A weekend of journeys

The weekend used to be a great time for ‘the spin.’ In the days when having a car was a novelty, “sit in, sit in,” would be the mantra, as families would pile into the car on a Sunday afternoon for a drive made with no end in mind, the act of travelling seemingly more important than any pre-determined destination. Weekends became associated with journeys, spins to nowhere in particular, visits from unannounced visitors, a series of movements that kept us all connected, grounded, and with a strong sense of where we were from, and what lay out of sight, just over the hill.

But as time went by and we became more sophisticated, the Sunday trip became ‘so 1970s,’ and as shops began to open, Sunday became less different from the rest of the week, and now for many of us, it barely differs from the other six.

Weekends or Sundays are meant to appease us, to allow us time to absorb all that has gone on in our working or schooling week. To create new connections, to get a good sense of ourselves, a sense that is lost when you’re watching the clock or stuck in traffic all week.

We all need some sort of journey on a weekend, whether it be a physical one or not. We all need weekends to be a ticket in the raffle of life, something that might be joyous if it works out, but which won’t be earth-shatteringly disappointing if it doesn’t.

This weekend is one of the most important of the year. Dawn will break to the sound of thousands of us pounding footpaths, eyes will readjust to the changing sky, walking, running, thinking, remembering others, to the sound of the dawn chorus, when the birds will song their songs without royalties, their free morning tune to guide those taking part in the Darkness Into Light events in aid of Pieta House.

Too many people are left sitting on an edge of a bed staring into an abyss at 4am, the negative thoughts of the world falling over themselves to get to the front of the queue in your head, cramming in together lest they should let any light through, any hope that would deter you from thinking positive thoughts. At 4am, the world is a cruel place. Or so it seems.

This weekend, that 4am solitude is broken by the sound of so many taking part in this novel initiative, an event with a name that should remind us that solitude and perception can change in an instant, that solace may be just around the corner. This is a great weekend to observe the rollover of darkness into light, a reminder to us all that we should never lose faith in the ability of tomorrow to be the best day ever.

Sixty thousand music fans will come into Galway this week to sway and sing to the sounds of their new idol, a man who came up through music the hard way, earning his first shillings on the corner outside the Treasure Chest. I wonder how many more would have stopped and cheered and dropped something into his guitar case if they knew he would be one of the world’s top artists a decade or so later. The vagaries of life, of a kid who kept believing in the ability of tomorrow to be the best.

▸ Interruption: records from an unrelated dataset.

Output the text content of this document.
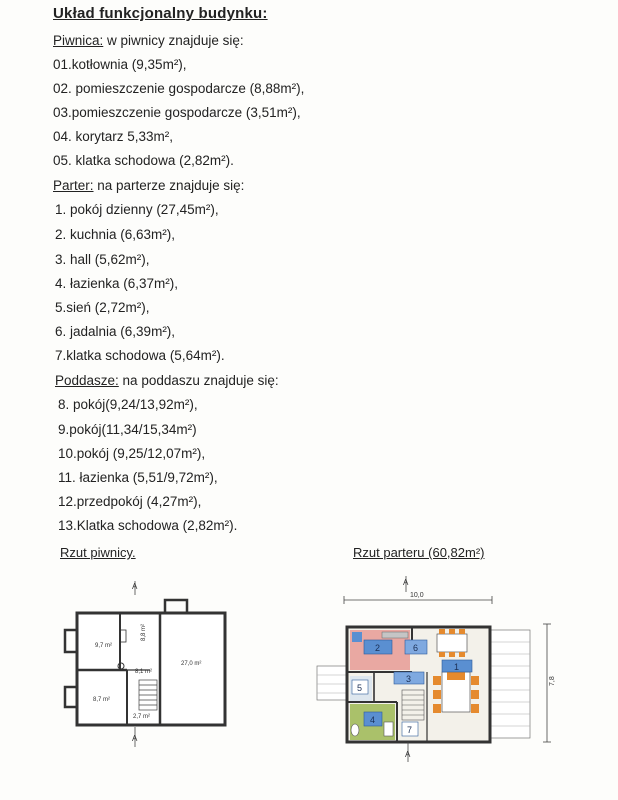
Układ funkcjonalny budynku:
Piwnica: w piwnicy znajduje się:
01.kotłownia (9,35m²),
02. pomieszczenie gospodarcze (8,88m²),
03.pomieszczenie gospodarcze (3,51m²),
04. korytarz 5,33m²,
05. klatka schodowa (2,82m²).
Parter: na parterze znajduje się:
1. pokój dzienny (27,45m²),
2. kuchnia (6,63m²),
3. hall (5,62m²),
4. łazienka (6,37m²),
5.sień (2,72m²),
6. jadalnia (6,39m²),
7.klatka schodowa (5,64m²).
Poddasze: na poddaszu znajduje się:
8. pokój(9,24/13,92m²),
9.pokój(11,34/15,34m²)
10.pokój (9,25/12,07m²),
11. łazienka (5,51/9,72m²),
12.przedpokój (4,27m²),
13.Klatka schodowa (2,82m²).
Rzut piwnicy.	Rzut parteru (60,82m²)
A
9,7 m²
8,8 m²
8,1 m²
27,0 m²
8,7 m²
2,7 m²
A
A
10,0
7,8
2	6
1
3
5
4
7
A
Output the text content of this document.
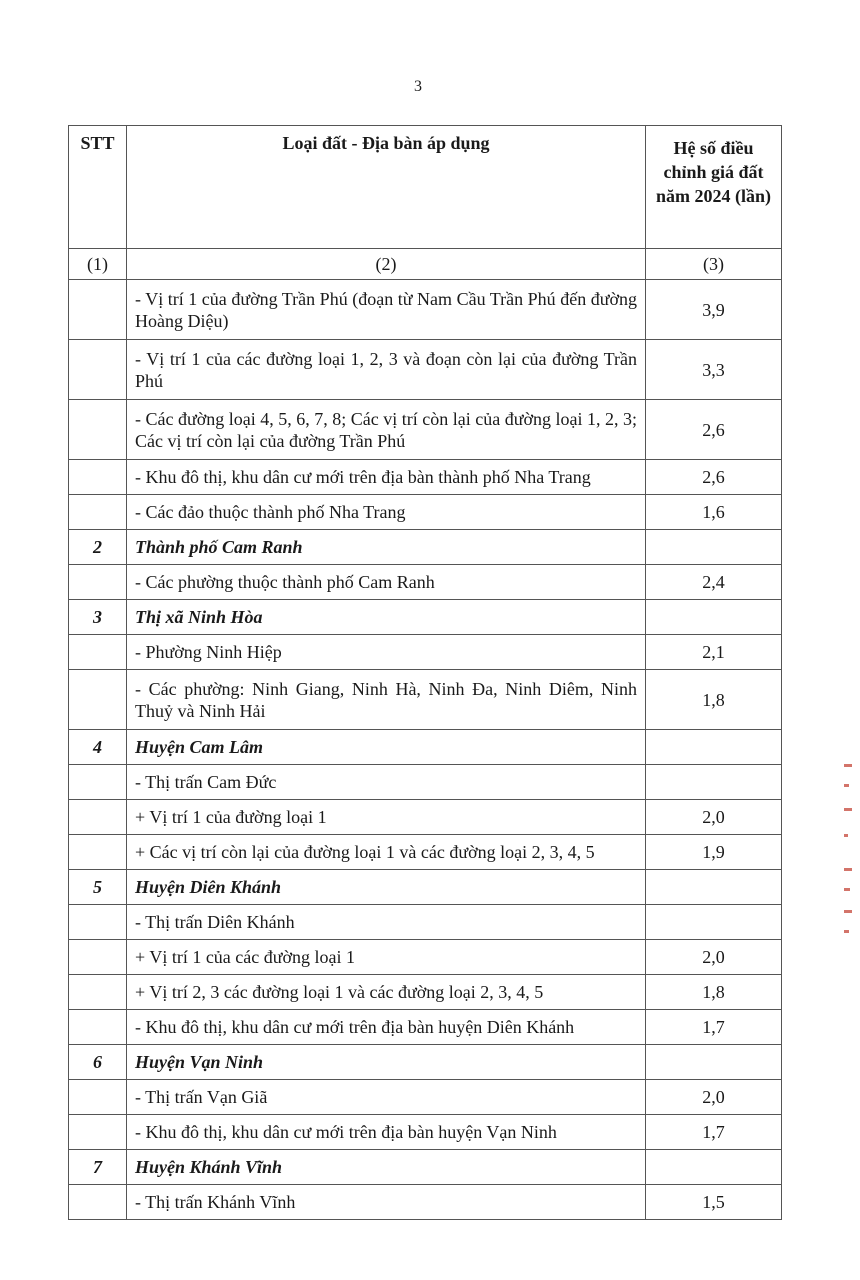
3
STT	Loại đất - Địa bàn áp dụng	Hệ số điều chỉnh giá đất năm 2024 (lần)
(1)	(2)	(3)
	- Vị trí 1 của đường Trần Phú (đoạn từ Nam Cầu Trần Phú đến đường Hoàng Diệu)	3,9
	- Vị trí 1 của các đường loại 1, 2, 3 và đoạn còn lại của đường Trần Phú	3,3
	- Các đường loại 4, 5, 6, 7, 8; Các vị trí còn lại của đường loại 1, 2, 3; Các vị trí còn lại của đường Trần Phú	2,6
	- Khu đô thị, khu dân cư mới trên địa bàn thành phố Nha Trang	2,6
	- Các đảo thuộc thành phố Nha Trang	1,6
2	Thành phố Cam Ranh	
	- Các phường thuộc thành phố Cam Ranh	2,4
3	Thị xã Ninh Hòa	
	- Phường Ninh Hiệp	2,1
	- Các phường: Ninh Giang, Ninh Hà, Ninh Đa, Ninh Diêm, Ninh Thuỷ và Ninh Hải	1,8
4	Huyện Cam Lâm	
	- Thị trấn Cam Đức	
	+ Vị trí 1 của đường loại 1	2,0
	+ Các vị trí còn lại của đường loại 1 và các đường loại 2, 3, 4, 5	1,9
5	Huyện Diên Khánh	
	- Thị trấn Diên Khánh	
	+ Vị trí 1 của các đường loại 1	2,0
	+ Vị trí 2, 3 các đường loại 1 và các đường loại 2, 3, 4, 5	1,8
	- Khu đô thị, khu dân cư mới trên địa bàn huyện Diên Khánh	1,7
6	Huyện Vạn Ninh	
	- Thị trấn Vạn Giã	2,0
	- Khu đô thị, khu dân cư mới trên địa bàn huyện Vạn Ninh	1,7
7	Huyện Khánh Vĩnh	
	- Thị trấn Khánh Vĩnh	1,5
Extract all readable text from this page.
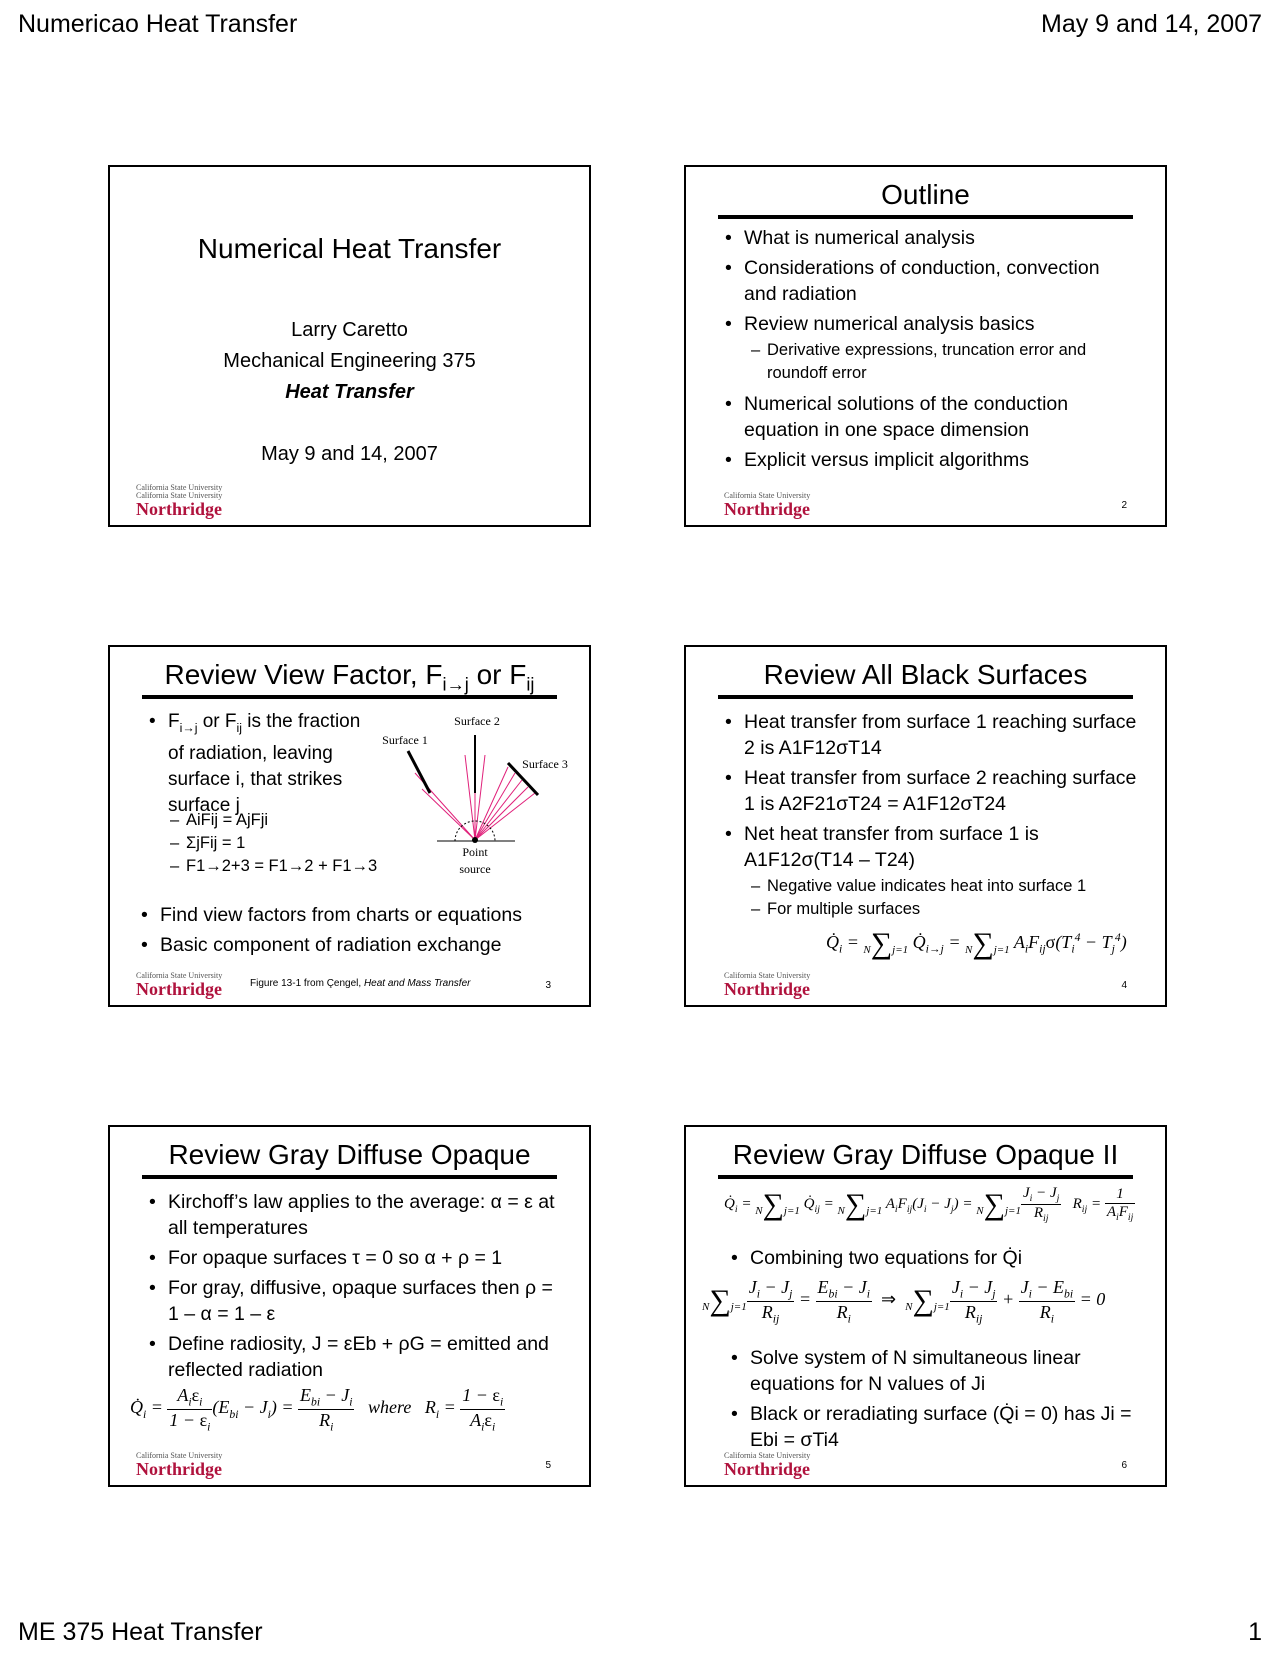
Numericao Heat Transfer	May 9 and 14, 2007
ME 375 Heat Transfer	1
Numerical Heat Transfer
Larry Caretto
Mechanical Engineering 375
Heat Transfer
May 9 and 14, 2007
California State University
California State University
Northridge
Outline
• What is numerical analysis
• Considerations of conduction, convection and radiation
• Review numerical analysis basics
– Derivative expressions, truncation error and roundoff error
• Numerical solutions of the conduction equation in one space dimension
• Explicit versus implicit algorithms
California State University
Northridge	2
Review View Factor, $F_{i\to j}$ or $F_{ij}$
• $F_{i\to j}$ or $F_{ij}$ is the fraction of radiation, leaving surface i, that strikes surface j
– AiFij = AjFji
– ΣjFij = 1
– F1→2+3 = F1→2 + F1→3
• Find view factors from charts or equations
• Basic component of radiation exchange
Surface 2
Surface 1
Surface 3
Point
source
California State University
Northridge	Figure 13-1 from Çengel, Heat and Mass Transfer	3
Review All Black Surfaces
• Heat transfer from surface 1 reaching surface 2 is A1F12σT14
• Heat transfer from surface 2 reaching surface 1 is A2F21σT24 = A1F12σT24
• Net heat transfer from surface 1 is A1F12σ(T14 – T24)
– Negative value indicates heat into surface 1
– For multiple surfaces
$Q̇_i = N\sum j=1$ $Q̇_{i\to j} = N\sum j=1$ $A_iF_{ij}\sigma(T_i^4 - T_j^4)$
California State University
Northridge	4
Review Gray Diffuse Opaque
• Kirchoff’s law applies to the average: α = ε at all temperatures
• For opaque surfaces τ = 0 so α + ρ = 1
• For gray, diffusive, opaque surfaces then ρ = 1 – α = 1 – ε
• Define radiosity, J = εEb + ρG = emitted and reflected radiation
$Q̇_i = \frac{A_i\varepsilon_i}{1 - \varepsilon_i} (E_{bi} - J_i) = \frac{E_{bi} - J_i}{R_i}$ where   $R_i = \frac{1 - \varepsilon_i}{A_i\varepsilon_i}$
California State University
Northridge	5
Review Gray Diffuse Opaque II
$Q̇_i = N\sum j=1$ $Q̇_{ij} = N\sum j=1$ $A_iF_{ij}(J_i - J_j) = N\sum j=1 \frac{J_i - J_j}{R_{ij}} R_{ij} = \frac{1}{A_iF_{ij}}$
• Combining two equations for Q̇i
$N\sum j=1 \frac{J_i - J_j}{R_{ij}} = \frac{E_{bi} - J_i}{R_i}$ ⇒ $N\sum j=1 \frac{J_i - J_j}{R_{ij}} + \frac{J_i - E_{bi}}{R_i} = 0$
• Solve system of N simultaneous linear equations for N values of Ji
• Black or reradiating surface (Q̇i = 0) has Ji = Ebi = σTi4
California State University
Northridge	6
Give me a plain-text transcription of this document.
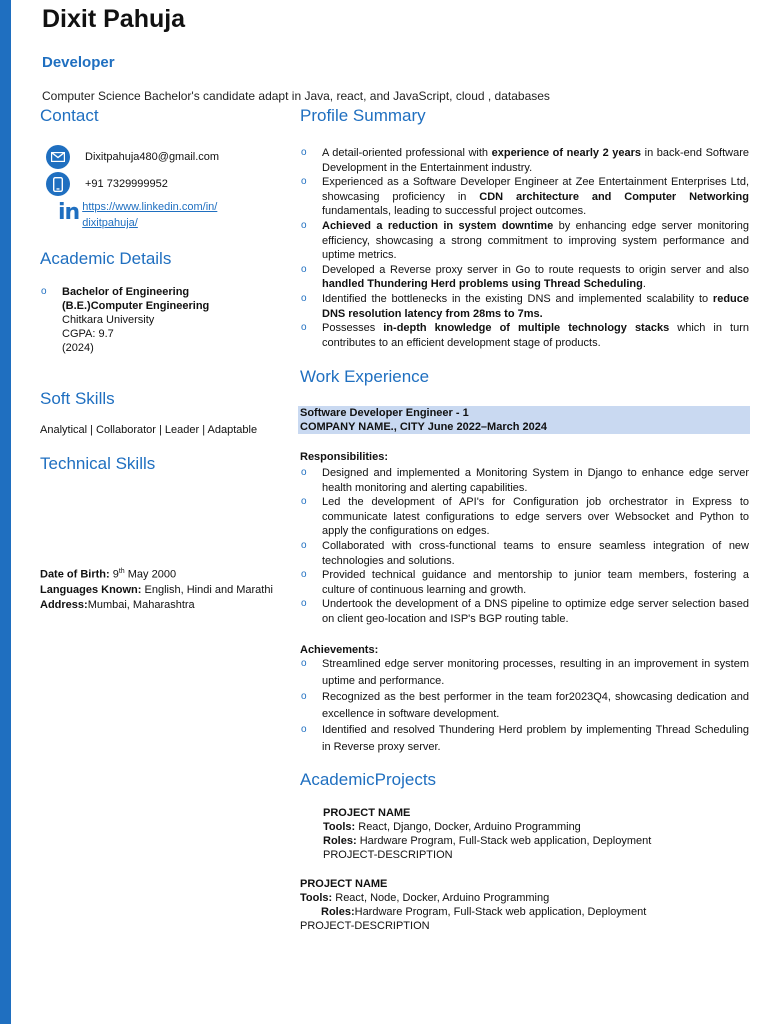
Dixit Pahuja
Developer
Computer Science Bachelor's candidate adapt in Java, react, and JavaScript, cloud , databases
Contact
Dixitpahuja480@gmail.com
+91 7329999952
in https://www.linkedin.com/in/
dixitpahuja/
Academic Details
o Bachelor of Engineering
(B.E.)Computer Engineering
Chitkara University
CGPA: 9.7
(2024)
Soft Skills
Analytical | Collaborator | Leader | Adaptable
Technical Skills
Date of Birth: 9th May 2000
Languages Known: English, Hindi and Marathi
Address:Mumbai, Maharashtra
Profile Summary
o A detail-oriented professional with experience of nearly 2 years in back-end Software Development in the Entertainment industry.
o Experienced as a Software Developer Engineer at Zee Entertainment Enterprises Ltd, showcasing proficiency in CDN architecture and Computer Networking fundamentals, leading to successful project outcomes.
o Achieved a reduction in system downtime by enhancing edge server monitoring efficiency, showcasing a strong commitment to improving system performance and uptime metrics.
o Developed a Reverse proxy server in Go to route requests to origin server and also handled Thundering Herd problems using Thread Scheduling.
o Identified the bottlenecks in the existing DNS and implemented scalability to reduce DNS resolution latency from 28ms to 7ms.
o Possesses in-depth knowledge of multiple technology stacks which in turn contributes to an efficient development stage of products.
Work Experience
Software Developer Engineer - 1
COMPANY NAME., CITY June 2022–March 2024
Responsibilities:
o Designed and implemented a Monitoring System in Django to enhance edge server health monitoring and alerting capabilities.
o Led the development of API's for Configuration job orchestrator in Express to communicate latest configurations to edge servers over Websocket and Python to apply the configurations on edges.
o Collaborated with cross-functional teams to ensure seamless integration of new technologies and solutions.
o Provided technical guidance and mentorship to junior team members, fostering a culture of continuous learning and growth.
o Undertook the development of a DNS pipeline to optimize edge server selection based on client geo-location and ISP's BGP routing table.
Achievements:
o Streamlined edge server monitoring processes, resulting in an improvement in system uptime and performance.
o Recognized as the best performer in the team for2023Q4, showcasing dedication and excellence in software development.
o Identified and resolved Thundering Herd problem by implementing Thread Scheduling in Reverse proxy server.
AcademicProjects
PROJECT NAME
Tools: React, Django, Docker, Arduino Programming
Roles: Hardware Program, Full-Stack web application, Deployment
PROJECT-DESCRIPTION
PROJECT NAME
Tools: React, Node, Docker, Arduino Programming
Roles:Hardware Program, Full-Stack web application, Deployment
PROJECT-DESCRIPTION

And if not tomorrow, then the day after, or the day after that. Let us all bear that in mind when we next pass a busker, stop, enjoy, donate and praise.

And then let us repeat that to each other. Let us not all walk idly by pursuing our own agenda. Stop, listen, talk, donate to everyone you meet, make nobody feel any less special because you have not bothered to do so.

The difference between hope and despair is not a gorge of Grand Canyon proportions. Often it is the smallest thing that makes us view everything in different ways.

When our hurlers run out in Tullamore on Saturday evening, they do so as All-Ireland champions, because last year, they saw, they learned, they believed, and they lifted all our spirits. The next day in Castlebar, when Galway play Mayo, they do so as two teams that are respected and talented and sure to play a big role in how we enjoy our summer.

These players and their coaches are scriptwriters on the soap opera that is our lives. If Damien Comer crashes through for a goal on Sunday, he will lift the hearts of many, and dash the hopes of others. When Joe Canning pulls a shot out of the fire as he did against Tipp last year, we all sit back, and admire this thing of beauty.

Summer is here and the boys and girls of summer are here. There is so much to be thankful for. The arrival of the dawn light will enable us to see all of that, and for those who need some help in having this pointed out to them, be there to give a welcome hand, to listen, to talk, to share.

The summer which starts this weekend will create many magical moments — let us all help each other to experience them and enjoy the ups and down and bumps along the way.